Wildlife Trafficking Openly Perpetrated at Satria Bird Market

Posted on by Abigail Forsyth

PETA recently captured video footage of illegal wildlife trafficking at Bali’s Satria Bird Market. A shop owner was filmed offering monkeys and a slow loris for sale. Slow lorises are nocturnal primates and a protected species in Indonesia. The trafficking of monkeys into Bali is illegal.

Suffering for Sale
Obtaining these animals in order to sell them is a deadly business. Baby monkeys are often illegally abducted from their jungle homes after hunters kill their mothers. The slow loris at the market was kept in a small, barren cage without access to water, and there was no official record of the animal, who was being sold “off the books.” Many exotic animals who are sold to ill-informed buyers or acquired as novelty “pets” on a whim die prematurely or are abandoned when buyers are no longer able or willing to care for them.

PETA is calling on law enforcement and the Ministry of Environment and Forestry to investigate this illegal and violent trade and file appropriate charges against the perpetrators.

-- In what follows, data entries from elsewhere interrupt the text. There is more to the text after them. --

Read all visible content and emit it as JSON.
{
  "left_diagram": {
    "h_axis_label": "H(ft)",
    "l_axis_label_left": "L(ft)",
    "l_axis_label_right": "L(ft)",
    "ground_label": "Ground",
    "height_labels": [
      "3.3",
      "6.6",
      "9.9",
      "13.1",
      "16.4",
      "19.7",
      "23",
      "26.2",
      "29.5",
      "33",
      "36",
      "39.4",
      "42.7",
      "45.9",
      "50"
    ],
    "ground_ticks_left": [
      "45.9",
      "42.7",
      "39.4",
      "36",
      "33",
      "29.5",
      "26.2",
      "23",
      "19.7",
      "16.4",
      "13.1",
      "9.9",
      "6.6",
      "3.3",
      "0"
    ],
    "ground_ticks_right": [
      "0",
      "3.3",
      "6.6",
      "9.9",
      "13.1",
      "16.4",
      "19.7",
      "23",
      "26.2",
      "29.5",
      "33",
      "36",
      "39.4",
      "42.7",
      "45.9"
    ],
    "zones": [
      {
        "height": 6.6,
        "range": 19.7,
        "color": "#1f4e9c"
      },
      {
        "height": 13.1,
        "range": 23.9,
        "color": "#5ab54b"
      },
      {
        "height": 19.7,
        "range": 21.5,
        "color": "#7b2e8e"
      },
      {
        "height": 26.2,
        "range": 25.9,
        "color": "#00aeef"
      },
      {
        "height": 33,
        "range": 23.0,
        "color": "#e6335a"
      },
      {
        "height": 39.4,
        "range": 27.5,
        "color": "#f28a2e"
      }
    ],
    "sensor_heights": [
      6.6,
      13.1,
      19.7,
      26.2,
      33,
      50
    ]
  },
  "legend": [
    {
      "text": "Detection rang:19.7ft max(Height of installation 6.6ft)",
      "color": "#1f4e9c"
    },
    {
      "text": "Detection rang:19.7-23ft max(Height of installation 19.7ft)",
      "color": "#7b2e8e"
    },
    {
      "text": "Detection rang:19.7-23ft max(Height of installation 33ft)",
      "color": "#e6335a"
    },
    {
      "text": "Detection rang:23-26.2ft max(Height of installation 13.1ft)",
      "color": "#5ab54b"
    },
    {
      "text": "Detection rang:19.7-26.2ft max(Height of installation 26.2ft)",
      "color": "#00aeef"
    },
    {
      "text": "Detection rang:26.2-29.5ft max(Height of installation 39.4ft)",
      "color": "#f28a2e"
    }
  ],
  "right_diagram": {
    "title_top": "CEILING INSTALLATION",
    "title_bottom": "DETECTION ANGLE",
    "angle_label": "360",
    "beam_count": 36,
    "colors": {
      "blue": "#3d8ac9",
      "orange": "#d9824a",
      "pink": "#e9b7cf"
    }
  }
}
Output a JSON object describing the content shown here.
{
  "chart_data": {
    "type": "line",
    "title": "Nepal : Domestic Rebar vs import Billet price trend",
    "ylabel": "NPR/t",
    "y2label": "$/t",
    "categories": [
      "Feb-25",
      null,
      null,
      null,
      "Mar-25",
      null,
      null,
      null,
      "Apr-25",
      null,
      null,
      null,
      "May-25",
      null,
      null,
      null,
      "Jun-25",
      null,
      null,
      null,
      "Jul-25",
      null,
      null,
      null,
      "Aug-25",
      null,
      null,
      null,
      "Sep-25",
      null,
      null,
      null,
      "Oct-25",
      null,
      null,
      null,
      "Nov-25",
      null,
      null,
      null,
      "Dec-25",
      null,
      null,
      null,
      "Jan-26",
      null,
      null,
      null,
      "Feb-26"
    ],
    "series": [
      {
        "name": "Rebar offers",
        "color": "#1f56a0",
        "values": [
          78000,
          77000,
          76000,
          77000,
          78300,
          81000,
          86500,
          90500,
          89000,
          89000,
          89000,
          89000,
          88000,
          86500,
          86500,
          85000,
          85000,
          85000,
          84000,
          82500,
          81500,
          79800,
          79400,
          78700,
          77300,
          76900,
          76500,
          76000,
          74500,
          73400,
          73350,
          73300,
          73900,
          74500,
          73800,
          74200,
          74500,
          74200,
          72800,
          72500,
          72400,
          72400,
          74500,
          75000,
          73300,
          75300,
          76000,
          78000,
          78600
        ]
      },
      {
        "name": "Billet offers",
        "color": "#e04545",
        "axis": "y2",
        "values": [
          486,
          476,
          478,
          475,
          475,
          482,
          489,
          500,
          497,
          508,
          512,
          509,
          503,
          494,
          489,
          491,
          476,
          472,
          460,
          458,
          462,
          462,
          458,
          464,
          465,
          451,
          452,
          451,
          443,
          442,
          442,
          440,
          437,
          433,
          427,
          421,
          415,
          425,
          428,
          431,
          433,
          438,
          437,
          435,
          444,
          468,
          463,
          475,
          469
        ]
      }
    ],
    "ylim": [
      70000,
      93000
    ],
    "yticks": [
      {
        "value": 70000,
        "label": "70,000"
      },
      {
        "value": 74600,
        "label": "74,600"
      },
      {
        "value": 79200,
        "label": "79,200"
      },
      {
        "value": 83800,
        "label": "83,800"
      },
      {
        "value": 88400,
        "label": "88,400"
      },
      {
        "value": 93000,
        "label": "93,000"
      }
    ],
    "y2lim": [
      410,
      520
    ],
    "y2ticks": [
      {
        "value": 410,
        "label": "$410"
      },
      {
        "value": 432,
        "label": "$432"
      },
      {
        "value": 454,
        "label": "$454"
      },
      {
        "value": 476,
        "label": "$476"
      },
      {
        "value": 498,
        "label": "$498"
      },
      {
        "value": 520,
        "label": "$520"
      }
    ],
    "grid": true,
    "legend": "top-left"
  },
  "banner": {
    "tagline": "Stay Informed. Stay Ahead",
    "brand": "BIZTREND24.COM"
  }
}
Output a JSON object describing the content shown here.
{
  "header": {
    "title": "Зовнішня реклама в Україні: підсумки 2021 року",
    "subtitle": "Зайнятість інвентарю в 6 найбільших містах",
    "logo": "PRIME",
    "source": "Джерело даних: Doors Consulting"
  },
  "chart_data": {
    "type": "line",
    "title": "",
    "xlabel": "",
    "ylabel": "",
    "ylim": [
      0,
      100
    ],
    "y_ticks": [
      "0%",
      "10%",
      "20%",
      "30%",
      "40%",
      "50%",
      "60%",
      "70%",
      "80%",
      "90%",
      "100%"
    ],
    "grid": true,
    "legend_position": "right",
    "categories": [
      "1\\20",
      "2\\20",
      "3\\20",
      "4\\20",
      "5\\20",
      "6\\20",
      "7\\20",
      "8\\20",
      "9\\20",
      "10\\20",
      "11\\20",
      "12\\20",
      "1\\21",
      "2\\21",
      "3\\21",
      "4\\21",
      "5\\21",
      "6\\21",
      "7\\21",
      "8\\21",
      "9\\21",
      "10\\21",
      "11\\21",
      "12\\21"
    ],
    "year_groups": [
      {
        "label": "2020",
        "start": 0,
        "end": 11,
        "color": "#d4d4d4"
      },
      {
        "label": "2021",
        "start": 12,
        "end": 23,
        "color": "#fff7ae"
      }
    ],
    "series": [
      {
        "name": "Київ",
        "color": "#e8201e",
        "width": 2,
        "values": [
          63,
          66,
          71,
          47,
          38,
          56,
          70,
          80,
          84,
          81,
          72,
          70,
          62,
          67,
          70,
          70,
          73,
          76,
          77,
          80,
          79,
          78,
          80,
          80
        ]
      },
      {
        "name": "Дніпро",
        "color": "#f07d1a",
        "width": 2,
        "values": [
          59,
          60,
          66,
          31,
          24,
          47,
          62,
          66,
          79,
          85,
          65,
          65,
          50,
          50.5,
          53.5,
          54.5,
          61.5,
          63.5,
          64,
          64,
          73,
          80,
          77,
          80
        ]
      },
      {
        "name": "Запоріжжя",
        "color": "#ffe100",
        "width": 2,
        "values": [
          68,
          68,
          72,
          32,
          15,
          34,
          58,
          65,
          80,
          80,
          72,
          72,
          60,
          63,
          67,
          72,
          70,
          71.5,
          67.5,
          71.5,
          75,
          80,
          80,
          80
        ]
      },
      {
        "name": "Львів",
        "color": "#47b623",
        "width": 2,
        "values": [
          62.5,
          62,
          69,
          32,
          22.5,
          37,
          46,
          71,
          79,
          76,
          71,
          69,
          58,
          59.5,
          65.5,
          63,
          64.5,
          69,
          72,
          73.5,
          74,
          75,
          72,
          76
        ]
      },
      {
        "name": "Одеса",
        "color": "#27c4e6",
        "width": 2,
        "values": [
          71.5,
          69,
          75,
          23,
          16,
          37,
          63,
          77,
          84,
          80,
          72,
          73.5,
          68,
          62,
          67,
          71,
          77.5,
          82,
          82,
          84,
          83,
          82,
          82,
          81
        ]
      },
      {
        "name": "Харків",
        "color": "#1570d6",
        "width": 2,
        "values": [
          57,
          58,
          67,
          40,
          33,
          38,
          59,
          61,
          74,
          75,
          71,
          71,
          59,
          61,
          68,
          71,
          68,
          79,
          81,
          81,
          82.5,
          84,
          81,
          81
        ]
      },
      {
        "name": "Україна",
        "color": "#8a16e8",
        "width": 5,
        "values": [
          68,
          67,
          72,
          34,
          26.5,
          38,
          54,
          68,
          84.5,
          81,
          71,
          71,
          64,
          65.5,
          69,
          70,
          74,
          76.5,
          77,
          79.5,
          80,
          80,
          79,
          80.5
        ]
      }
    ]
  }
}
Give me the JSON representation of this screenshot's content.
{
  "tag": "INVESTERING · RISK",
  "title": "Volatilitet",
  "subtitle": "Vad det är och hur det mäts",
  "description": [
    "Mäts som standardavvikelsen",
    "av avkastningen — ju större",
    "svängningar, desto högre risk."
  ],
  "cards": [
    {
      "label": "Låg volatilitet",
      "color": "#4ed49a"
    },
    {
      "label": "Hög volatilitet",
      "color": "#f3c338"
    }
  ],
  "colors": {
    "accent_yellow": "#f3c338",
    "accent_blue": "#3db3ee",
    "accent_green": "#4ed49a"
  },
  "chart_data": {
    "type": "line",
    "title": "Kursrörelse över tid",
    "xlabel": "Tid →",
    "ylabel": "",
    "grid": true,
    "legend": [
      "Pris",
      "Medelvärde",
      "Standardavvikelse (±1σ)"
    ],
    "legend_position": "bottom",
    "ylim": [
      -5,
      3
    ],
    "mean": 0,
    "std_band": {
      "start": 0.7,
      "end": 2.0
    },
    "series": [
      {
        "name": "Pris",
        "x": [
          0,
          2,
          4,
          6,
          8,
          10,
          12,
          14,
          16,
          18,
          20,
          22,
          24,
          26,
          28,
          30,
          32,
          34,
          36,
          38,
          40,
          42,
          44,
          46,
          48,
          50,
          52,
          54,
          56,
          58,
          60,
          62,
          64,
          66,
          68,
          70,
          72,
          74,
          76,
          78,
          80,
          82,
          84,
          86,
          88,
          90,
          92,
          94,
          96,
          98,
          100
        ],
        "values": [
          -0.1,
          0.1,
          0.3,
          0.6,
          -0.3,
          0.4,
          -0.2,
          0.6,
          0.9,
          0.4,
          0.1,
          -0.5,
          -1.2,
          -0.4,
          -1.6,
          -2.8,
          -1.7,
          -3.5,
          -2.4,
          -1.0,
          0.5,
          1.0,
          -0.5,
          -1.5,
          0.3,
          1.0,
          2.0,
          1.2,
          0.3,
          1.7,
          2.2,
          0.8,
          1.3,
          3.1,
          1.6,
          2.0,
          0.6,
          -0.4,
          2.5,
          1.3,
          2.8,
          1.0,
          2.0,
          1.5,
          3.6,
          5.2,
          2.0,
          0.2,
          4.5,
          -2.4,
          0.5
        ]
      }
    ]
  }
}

This is the third time in as many years that illegal wildlife trafficking has been exposed at this market. Just last year, the same shop was caught selling monkeys, who were confiscated. The shop was given a warning and agreed never to sell monkeys again. Yet it brazenly continued to sell the illegally imported animals. The wildlife trafficker even compares his activities to those of the Mafia.

Authorities’ ineffectual warnings have clearly done nothing to deter vendors. Meaningful enforcement must be implemented without delay.

Threat to World Health
It’s estimated that 75% of all new infectious diseases originate from nonhuman animals. Animal markets, like the one in which the novel coronavirus is believed to have originated, are potential breeding grounds for viruses that cause zoonotic diseases, including COVID-19, SARS, and monkeypox. These markets, where there is direct contact between customers and live animals, provide the ideal environment for viruses to jump from one host to another. Feces and bodily fluids can be easily and unknowingly carried into restaurants, homes, and other places on the shoes and clothing of anyone who visits such markets. Rabies and the herpes B virus, which is nearly 70% fatal to humans without timely treatment, can be transferred from macaques to humans.

What You Can Do
Never buy animals at markets, from dealers, or from pet shops. Animal shelters are filled with dogs and cats who need loving homes.

If you see animals for sale illegally, contact the local authorities.